Nella Bibbia i profeti descrivono il popolo di Dio come una vigna, curata con amore dal Dio dell’Alleanza. Israele, però, non corrisponde sempre alle cure che riceve e non produce spesso i frutti attesi.

Nel libro del profeta Isaia è descritta la relazione unica tra Dio e il suo popolo. Il canto di Isaia 5,1-7 è detto “canto della vigna”. Lo scrittore sacro utilizza i termini “diletto” e “amato” con cui è identificato lo sposo del Cantico dei Cantici. Dio, che aveva dato tutto se stesso al popolo scelto, voleva che fosse osservata la sua volontà: giustizia, rettitudine, amore, non norme esteriori di culto.

La vigna curata e rigogliosa è simbolo di Israele che vive nella volontà di Dio. La vigna abbandonata e distrutta è immagine della risposta di Dio all’infedeltà del popolo.

In Isaia 27,2-5 Dio promette un intervento futuro di perdono che porterà pace e prosperità a tutta la vigna.

Geremia proclama di Israele: “Ti ho piantato come vite vera (alethiné)” (Geremia 2,21).

Il Salmo 80 (8-12) comunica l’azione di Dio verso il suo popolo: “Hai divelto una vite dall’Egitto, per trapiantarla hai espulso i popoli. Le hai preparato il terreno… la sua ombra copriva le montagne e i suoi rami i più alti cedri. Ha esteso i suoi tralci fino al mare e arrivavano al fiume i suoi germogli”.

La vigna piantata da Noè, sfuggito al diluvio, segna l’inizio di un’era nuova.

Nel Cantico dei Cantici la vigna è simbolo della sposa (Israele), che molto spesso però si dimostra infedele.
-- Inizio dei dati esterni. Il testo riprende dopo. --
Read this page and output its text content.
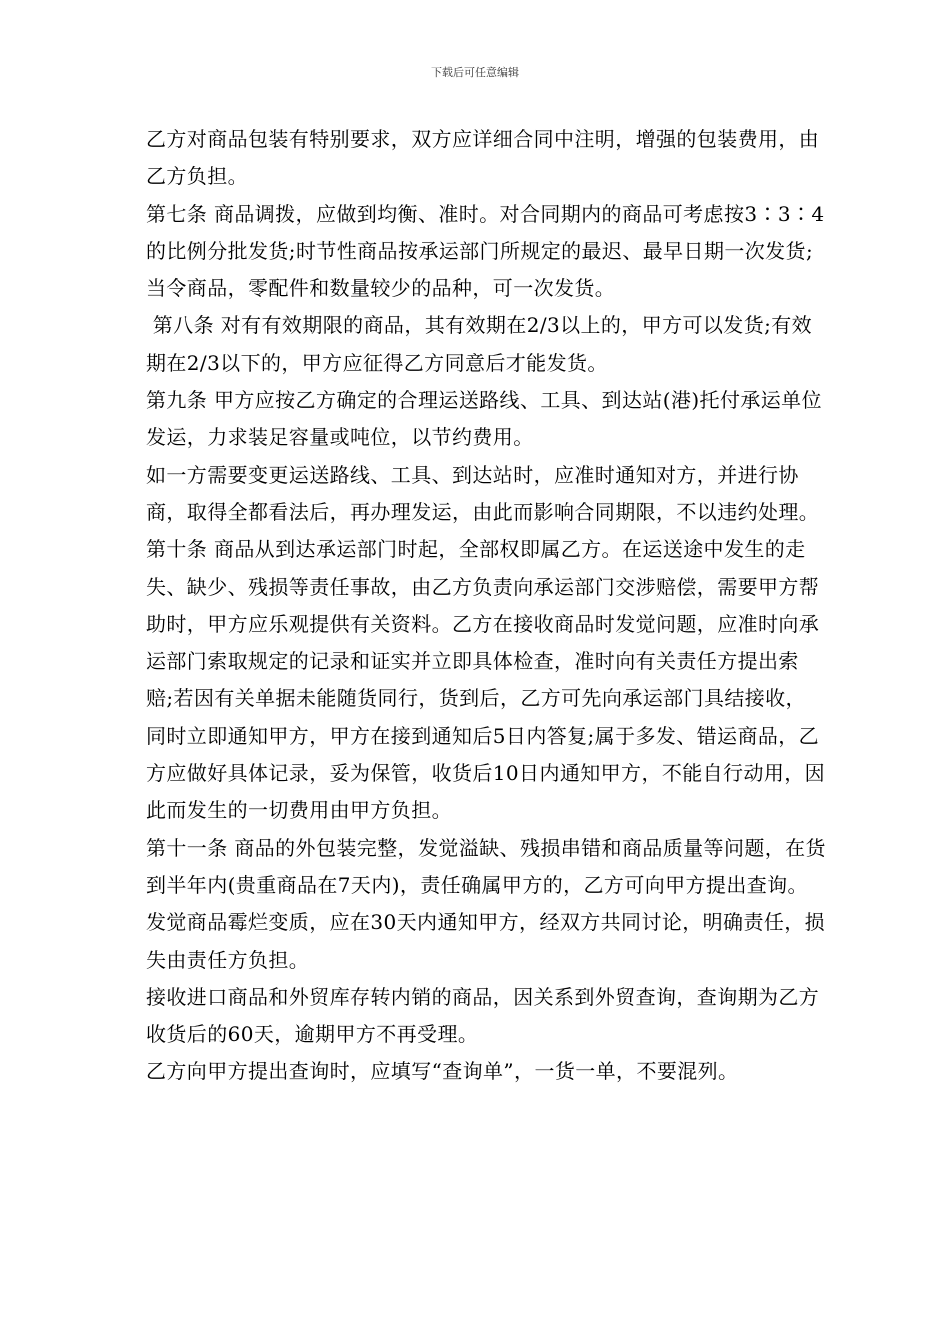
下载后可任意编辑

乙方对商品包装有特别要求，双方应详细合同中注明，增强的包装费用，由乙方负担。

第七条 商品调拨，应做到均衡、准时。对合同期内的商品可考虑按3∶3∶4的比例分批发货;时节性商品按承运部门所规定的最迟、最早日期一次发货;当令商品，零配件和数量较少的品种，可一次发货。

第八条 对有有效期限的商品，其有效期在2/3以上的，甲方可以发货;有效期在2/3以下的，甲方应征得乙方同意后才能发货。

第九条 甲方应按乙方确定的合理运送路线、工具、到达站(港)托付承运单位发运，力求装足容量或吨位，以节约费用。

如一方需要变更运送路线、工具、到达站时，应准时通知对方，并进行协商，取得全都看法后，再办理发运，由此而影响合同期限，不以违约处理。

第十条 商品从到达承运部门时起，全部权即属乙方。在运送途中发生的走失、缺少、残损等责任事故，由乙方负责向承运部门交涉赔偿，需要甲方帮助时，甲方应乐观提供有关资料。乙方在接收商品时发觉问题，应准时向承运部门索取规定的记录和证实并立即具体检查，准时向有关责任方提出索赔;若因有关单据未能随货同行，货到后，乙方可先向承运部门具结接收，同时立即通知甲方，甲方在接到通知后5日内答复;属于多发、错运商品，乙方应做好具体记录，妥为保管，收货后10日内通知甲方，不能自行动用，因此而发生的一切费用由甲方负担。

第十一条 商品的外包装完整，发觉溢缺、残损串错和商品质量等问题，在货到半年内(贵重商品在7天内)，责任确属甲方的，乙方可向甲方提出查询。

发觉商品霉烂变质，应在30天内通知甲方，经双方共同讨论，明确责任，损失由责任方负担。

接收进口商品和外贸库存转内销的商品，因关系到外贸查询，查询期为乙方收货后的60天，逾期甲方不再受理。

乙方向甲方提出查询时，应填写“查询单”，一货一单，不要混列。
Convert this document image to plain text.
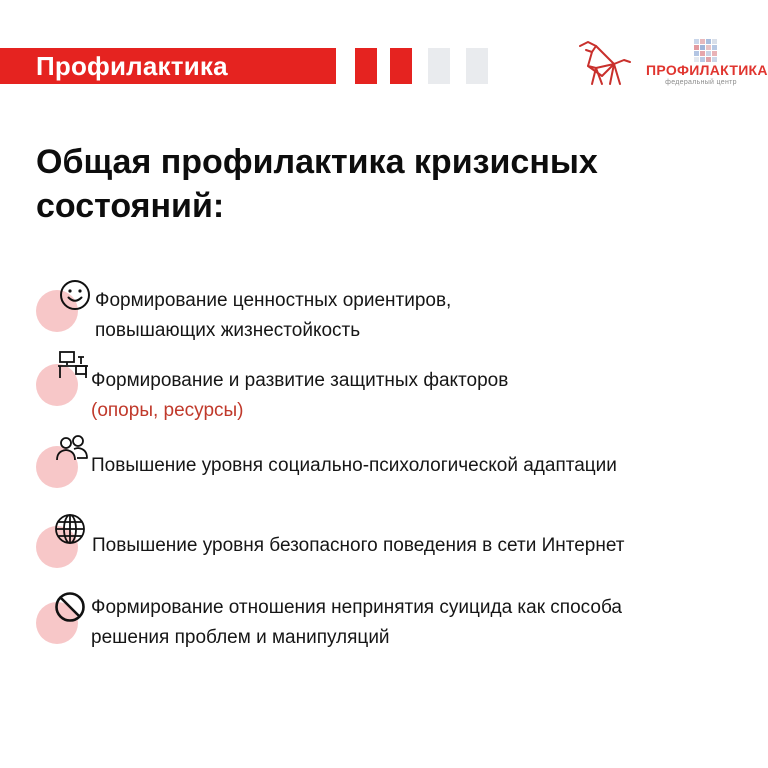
Профилактика	ПРОФИЛАКТИКА
федеральный центр
Общая профилактика кризисных
состояний:
Формирование ценностных ориентиров,
повышающих жизнестойкость
Формирование и развитие защитных факторов
(опоры, ресурсы)
Повышение уровня социально-психологической адаптации
Повышение уровня безопасного поведения в сети Интернет
Формирование отношения непринятия суицида как способа
решения проблем и манипуляций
“Io sono la vite vera” : Gesù si identifica con la vite e aggiunge “vera” (alethiné) perché in lui si compiono le promesse di Dio a Israele. Il popolo eletto è stato inutilmente richiamato da Dio che si attendeva frutti di fedeltà e non li ha ricevuti. Gesù è il nuovo Israele, l’autentico, piantato da Dio, colui che rappresenta tutto il popolo.
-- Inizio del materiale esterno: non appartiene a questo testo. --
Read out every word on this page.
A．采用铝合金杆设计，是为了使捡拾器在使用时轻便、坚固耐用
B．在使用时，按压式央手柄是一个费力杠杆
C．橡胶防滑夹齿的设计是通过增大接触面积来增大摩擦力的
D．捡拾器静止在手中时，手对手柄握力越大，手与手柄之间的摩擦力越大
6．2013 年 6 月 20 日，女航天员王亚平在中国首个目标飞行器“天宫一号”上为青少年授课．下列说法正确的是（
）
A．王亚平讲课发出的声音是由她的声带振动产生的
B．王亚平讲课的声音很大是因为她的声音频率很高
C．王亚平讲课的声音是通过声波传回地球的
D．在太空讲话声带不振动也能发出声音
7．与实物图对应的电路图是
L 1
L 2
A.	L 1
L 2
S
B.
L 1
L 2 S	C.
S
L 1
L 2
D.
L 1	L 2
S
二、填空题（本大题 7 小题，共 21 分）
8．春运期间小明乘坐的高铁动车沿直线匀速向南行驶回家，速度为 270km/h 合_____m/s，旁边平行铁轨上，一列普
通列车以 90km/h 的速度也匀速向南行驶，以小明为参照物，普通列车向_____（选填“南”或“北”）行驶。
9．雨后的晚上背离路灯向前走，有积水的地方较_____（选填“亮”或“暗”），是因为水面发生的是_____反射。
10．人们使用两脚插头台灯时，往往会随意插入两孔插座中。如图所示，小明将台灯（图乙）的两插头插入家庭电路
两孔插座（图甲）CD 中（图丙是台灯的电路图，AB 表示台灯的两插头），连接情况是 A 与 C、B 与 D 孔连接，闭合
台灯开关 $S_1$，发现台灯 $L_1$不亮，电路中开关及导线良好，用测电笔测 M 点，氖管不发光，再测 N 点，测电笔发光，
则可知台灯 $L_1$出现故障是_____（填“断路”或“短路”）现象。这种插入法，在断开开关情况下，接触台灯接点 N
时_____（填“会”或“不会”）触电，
“Il Padre mio è l’agricoltore”: visto il fallimento di Israele, Dio Padre si prende cura Egli steso dell’umanità perché dia frutto abbondante. L’alleanza diventa personale. Gesù ha l’audacia di chiamare “Padre mio”, il vignaiolo che coltiva la vite. Gesù è la vigna che ricapitola in sé tutta la storia del popolo di Dio, assumendo i suoi peccati e le sue sofferenze.

Gesù ci presenta Dio come un Padre che non siede in trono, ma che è un lavoratore, munito di cesoia e non di scettro: vuole che portiamo frutto e per questo interviene al momento opportuno per sfrondare quanto è inutile nella nostra vita.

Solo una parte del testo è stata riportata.